Why Baidu's breakthrough on speech recognition may be a game changer
Deep Speech 2, a speech recognition network developed by China's answer to Google, is so stunningly accurate it can transcribe Chinese better than a person, writes Will Knight
Stroll through Sanlitun, a bustling neighbourhood in Beijing filled with tourists, karaoke bars and luxury shops, and you'll see plenty of people using the latest smartphones from Apple, Samsung and Xiaomi. Look closely, however, and you might notice some of them ignoring the touch screens on these devices in favour of something much more efficient and intuitive: their voice.
A growing number of China's 691 million smartphone users now regularly dispense with swipes, taps and tiny keyboards when looking things up on the country's most popular search engine, Baidu. China is an ideal place for voice interfaces to take off, because Chinese characters were hardly designed with tiny touch screens in mind. But people everywhere should benefit as Baidu advances speech technology and makes voice interfaces more practical and useful. That could make it easier for anyone to communicate with the machines around us.

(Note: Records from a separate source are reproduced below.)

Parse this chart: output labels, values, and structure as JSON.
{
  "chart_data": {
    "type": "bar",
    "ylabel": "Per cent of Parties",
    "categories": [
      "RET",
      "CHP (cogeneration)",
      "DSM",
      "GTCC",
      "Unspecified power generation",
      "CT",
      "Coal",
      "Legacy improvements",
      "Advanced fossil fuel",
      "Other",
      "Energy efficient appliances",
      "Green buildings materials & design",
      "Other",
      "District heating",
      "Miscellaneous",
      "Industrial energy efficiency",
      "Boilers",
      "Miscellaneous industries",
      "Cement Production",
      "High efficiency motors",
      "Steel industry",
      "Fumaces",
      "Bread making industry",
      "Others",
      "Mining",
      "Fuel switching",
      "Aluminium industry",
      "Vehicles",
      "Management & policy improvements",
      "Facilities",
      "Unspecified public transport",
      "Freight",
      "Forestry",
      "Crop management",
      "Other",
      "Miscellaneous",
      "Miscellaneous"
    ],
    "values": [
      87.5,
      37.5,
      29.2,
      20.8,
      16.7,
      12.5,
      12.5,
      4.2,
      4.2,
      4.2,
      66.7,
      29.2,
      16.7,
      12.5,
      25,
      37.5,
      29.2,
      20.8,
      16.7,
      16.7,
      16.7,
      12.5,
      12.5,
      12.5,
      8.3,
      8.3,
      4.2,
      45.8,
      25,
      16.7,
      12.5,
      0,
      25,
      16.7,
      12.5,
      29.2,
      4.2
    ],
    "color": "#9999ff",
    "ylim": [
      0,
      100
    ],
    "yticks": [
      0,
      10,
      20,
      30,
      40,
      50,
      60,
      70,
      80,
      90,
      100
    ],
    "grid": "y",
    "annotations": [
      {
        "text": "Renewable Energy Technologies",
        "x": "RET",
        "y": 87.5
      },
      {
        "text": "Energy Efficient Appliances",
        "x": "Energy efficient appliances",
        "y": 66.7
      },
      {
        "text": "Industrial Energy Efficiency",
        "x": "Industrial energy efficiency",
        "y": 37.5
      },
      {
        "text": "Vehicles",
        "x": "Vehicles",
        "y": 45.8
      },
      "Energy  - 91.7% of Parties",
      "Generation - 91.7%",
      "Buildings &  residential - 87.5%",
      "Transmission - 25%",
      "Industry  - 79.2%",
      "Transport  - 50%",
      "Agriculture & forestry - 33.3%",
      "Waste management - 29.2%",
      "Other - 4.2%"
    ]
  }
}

"I see speech approaching a point where it could become so reliable that you can just use it and not even think about it," says Andrew Ng Yan-tak, Baidu's chief scientist and an associate professor at Stanford University, in the United States. "The best technology is often invisible and, as speech recognition becomes more reliable, I hope it will disappear into the background."
Voice interfaces have been a dream of technologists (not to mention science-fiction writers) for many decades. But in recent years, thanks to some impressive advances in machine learning, voice control has become a lot more practical.
No longer limited to just a small set of predetermined commands, it now works even in a noisy environment, such as the streets of Beijing or when you're speaking across a room. Voice-operated virtual assistants such as Apple's Siri, Microsoft's Cortana and Google Now come bundled with most smartphones, and newer devices, such as Amazon's Alexa, offer a simple way to look up information, cue up songs and build shopping lists with your voice. These systems are not perfect, sometimes mishearing and misinterpreting commands in comedic fashion, but they are improving steadily, and they offer a glimpse of a graceful future in which there's less need to learn a new interface for every new device.